The Le Brassus split-seconds flyback chronograph from Blancpain does not, as you may have noticed, have the tourbillons, minute repeaters or diamond-encrusted bezels that some think distinguish a luxurious modern mechanical watch.
Movement: Blancpain’s own 40F6 calibre movement comprises 398 components and 37 rubies.
But, in fact, it is a superb complicated watch that sits well on the wrist and screams class instead of carats. We asked Southampton-based Blancpain watchmaker James Avery what he thought made this timepiece exceptional.
The opaline dial is minimal with subtle lettering and simple demarcations.
Unlike many chronographs, the hands are slim, without any luminous inserts, which gives it an austere, classic look. Somewhat reminiscent of heritage pocketwatches.

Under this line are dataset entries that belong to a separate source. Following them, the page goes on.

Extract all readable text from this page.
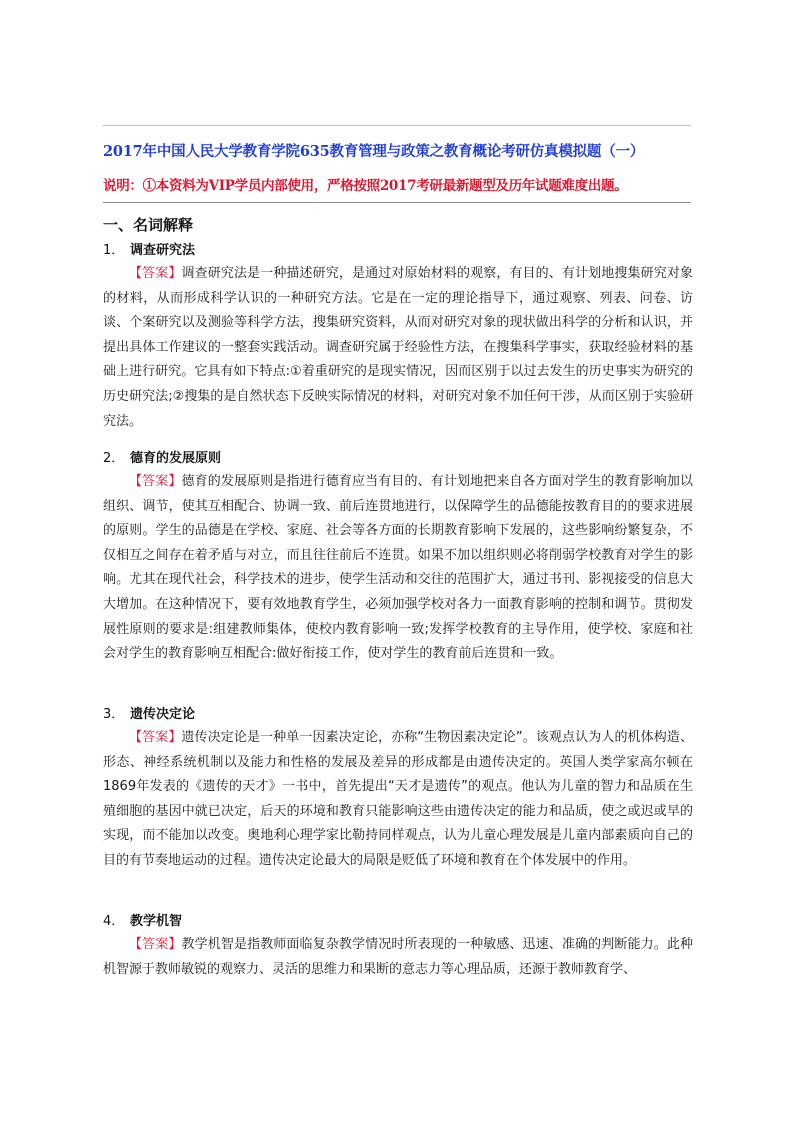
2017年中国人民大学教育学院635教育管理与政策之教育概论考研仿真模拟题（一）
说明：①本资料为VIP学员内部使用，严格按照2017考研最新题型及历年试题难度出题。
一、名词解释
1． 调查研究法
【答案】调查研究法是一种描述研究，是通过对原始材料的观察，有目的、有计划地搜集研究对象的材料，从而形成科学认识的一种研究方法。它是在一定的理论指导下，通过观察、列表、问卷、访谈、个案研究以及测验等科学方法，搜集研究资料，从而对研究对象的现状做出科学的分析和认识，并提出具体工作建议的一整套实践活动。调查研究属于经验性方法，在搜集科学事实，获取经验材料的基础上进行研究。它具有如下特点:①着重研究的是现实情况，因而区别于以过去发生的历史事实为研究的历史研究法;②搜集的是自然状态下反映实际情况的材料，对研究对象不加任何干涉，从而区别于实验研究法。
2． 德育的发展原则
【答案】德育的发展原则是指进行德育应当有目的、有计划地把来自各方面对学生的教育影响加以组织、调节，使其互相配合、协调一致、前后连贯地进行，以保障学生的品德能按教育目的的要求进展的原则。学生的品德是在学校、家庭、社会等各方面的长期教育影响下发展的，这些影响纷繁复杂，不仅相互之间存在着矛盾与对立，而且往往前后不连贯。如果不加以组织则必将削弱学校教育对学生的影响。尤其在现代社会，科学技术的进步，使学生活动和交往的范围扩大，通过书刊、影视接受的信息大大增加。在这种情况下，要有效地教育学生，必须加强学校对各力一面教育影响的控制和调节。贯彻发展性原则的要求是:组建教师集体，使校内教育影响一致;发挥学校教育的主导作用，使学校、家庭和社会对学生的教育影响互相配合:做好衔接工作，使对学生的教育前后连贯和一致。
3． 遗传决定论
【答案】遗传决定论是一种单一因素决定论，亦称“生物因素决定论”。该观点认为人的机体构造、形态、神经系统机制以及能力和性格的发展及差异的形成都是由遗传决定的。英国人类学家高尔顿在1869年发表的《遗传的天才》一书中，首先提出“天才是遗传”的观点。他认为儿童的智力和品质在生殖细胞的基因中就已决定，后天的环境和教育只能影响这些由遗传决定的能力和品质，使之或迟或早的实现，而不能加以改变。奥地利心理学家比勒持同样观点，认为儿童心理发展是儿童内部素质向自己的目的有节奏地运动的过程。遗传决定论最大的局限是贬低了环境和教育在个体发展中的作用。
4． 教学机智
【答案】教学机智是指教师面临复杂教学情况时所表现的一种敏感、迅速、准确的判断能力。此种机智源于教师敏锐的观察力、灵活的思维力和果断的意志力等心理品质，还源于教师教育学、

Caseback: The transparent window showcases exceptional craftsmanship and finishing. Every element of the movement, including parts the average user will never see, is worked on by hand.
At 42mm in diameter and 8mm in thickness, the watch is perfectly proportioned for most wrists. The model shown has a simple, quintessentially Blancpain case with that extra element of luxury in the red gold metal, a colour popular with Asian markets.
The watch houses a split-seconds flyback chronograph, a complicated movement in itself. But here, the pusher for the split-seconds function is integrated into the crown. This retains the horizontal symmetry of the case.